Noch am Todestag hat die Polizei mit der Spurensicherung in Amys Haus begonnen, um der Todesursache auf den Grund zu gehen. Zwar werde ein Fremdverschulden noch ausgeschlossen, aber erst die umfangreiche Obduktion soll Klarheit darüber bringen, woran die Sängerin wirklich gestorben ist. Als der Notarzt am 23. Juli gegen 16 Uhr eintraf, soll Amy noch am Leben gewesen sein, wie ‚TMZ.com’ berichtet. Die Sängerin sei aber nicht mehr zu retten gewesen.
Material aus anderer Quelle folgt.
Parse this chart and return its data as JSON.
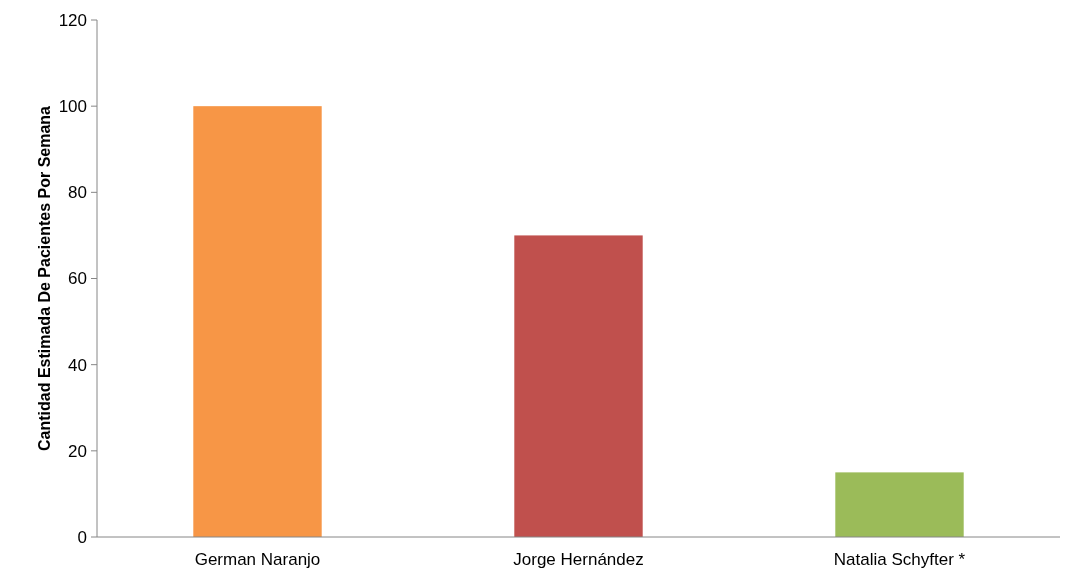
{
  "chart_data": {
    "type": "bar",
    "ylabel": "Cantidad Estimada De Pacientes Por Semana",
    "categories": [
      "German Naranjo",
      "Jorge Hernández",
      "Natalia Schyfter *"
    ],
    "values": [
      100,
      70,
      15
    ],
    "colors": [
      "#f79646",
      "#c0504d",
      "#9bbb59"
    ],
    "ylim": [
      0,
      120
    ],
    "yticks": [
      0,
      20,
      40,
      60,
      80,
      100,
      120
    ],
    "grid": false
  }
}
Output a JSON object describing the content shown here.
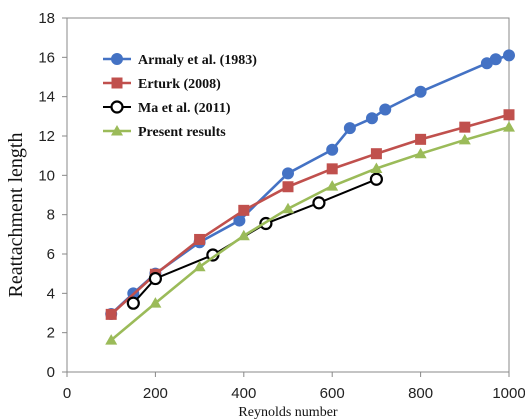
{
  "chart_data": {
    "type": "line",
    "title": "",
    "xlabel": "Reynolds number",
    "ylabel": "Reattachment length",
    "xlim": [
      0,
      1000
    ],
    "ylim": [
      0,
      18
    ],
    "x_ticks": [
      0,
      200,
      400,
      600,
      800,
      1000
    ],
    "y_ticks": [
      0,
      2,
      4,
      6,
      8,
      10,
      12,
      14,
      16,
      18
    ],
    "grid": false,
    "legend_position": "top-left",
    "series": [
      {
        "name": "Armaly et al. (1983)",
        "color": "#4472C4",
        "marker": "circle-filled",
        "x": [
          100,
          150,
          200,
          300,
          390,
          500,
          600,
          640,
          690,
          720,
          800,
          950,
          970,
          1000
        ],
        "y": [
          2.95,
          4.0,
          5.0,
          6.6,
          7.7,
          10.1,
          11.3,
          12.4,
          12.9,
          13.35,
          14.25,
          15.7,
          15.9,
          16.1
        ]
      },
      {
        "name": "Erturk (2008)",
        "color": "#C0504D",
        "marker": "square",
        "x": [
          100,
          200,
          300,
          400,
          500,
          600,
          700,
          800,
          900,
          1000
        ],
        "y": [
          2.93,
          4.97,
          6.74,
          8.22,
          9.42,
          10.33,
          11.1,
          11.83,
          12.45,
          13.08
        ]
      },
      {
        "name": "Ma et al. (2011)",
        "color": "#000000",
        "marker": "circle-open",
        "x": [
          150,
          200,
          330,
          450,
          570,
          700
        ],
        "y": [
          3.5,
          4.75,
          5.95,
          7.55,
          8.6,
          9.8
        ]
      },
      {
        "name": "Present results",
        "color": "#9BBB59",
        "marker": "triangle",
        "x": [
          100,
          200,
          300,
          400,
          500,
          600,
          700,
          800,
          900,
          1000
        ],
        "y": [
          1.62,
          3.5,
          5.35,
          6.93,
          8.3,
          9.45,
          10.35,
          11.1,
          11.8,
          12.45
        ]
      }
    ]
  }
}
Die ‚Daily Mail’ berichtet weiter, dass sich Amy einen Tag vor ihrem Tod mit ihrer Mutter Janis Winehouse (56) getroffen habe. Diese sagte dem Blatt, sie habe immer gedacht, Amys Tod sei nur eine Frage der Zeit. „Sie war völlig abwesend. Aber mit diesem plötzlichen Tod habe ich trotzdem nicht gerechnet“, zitiert die ‚Bild’ die Mutter laut der britischen Zeitung. In einem früheren Interview mit dem ‚Sunday Mirror’ soll sie sogar gesagt haben, es würde sie nicht überraschen, wenn ihre Tochter noch vor ihr sterben würde. Eine düstere Prophezeiung, mit der die Mutter auf tragische Weise recht behalten sollte.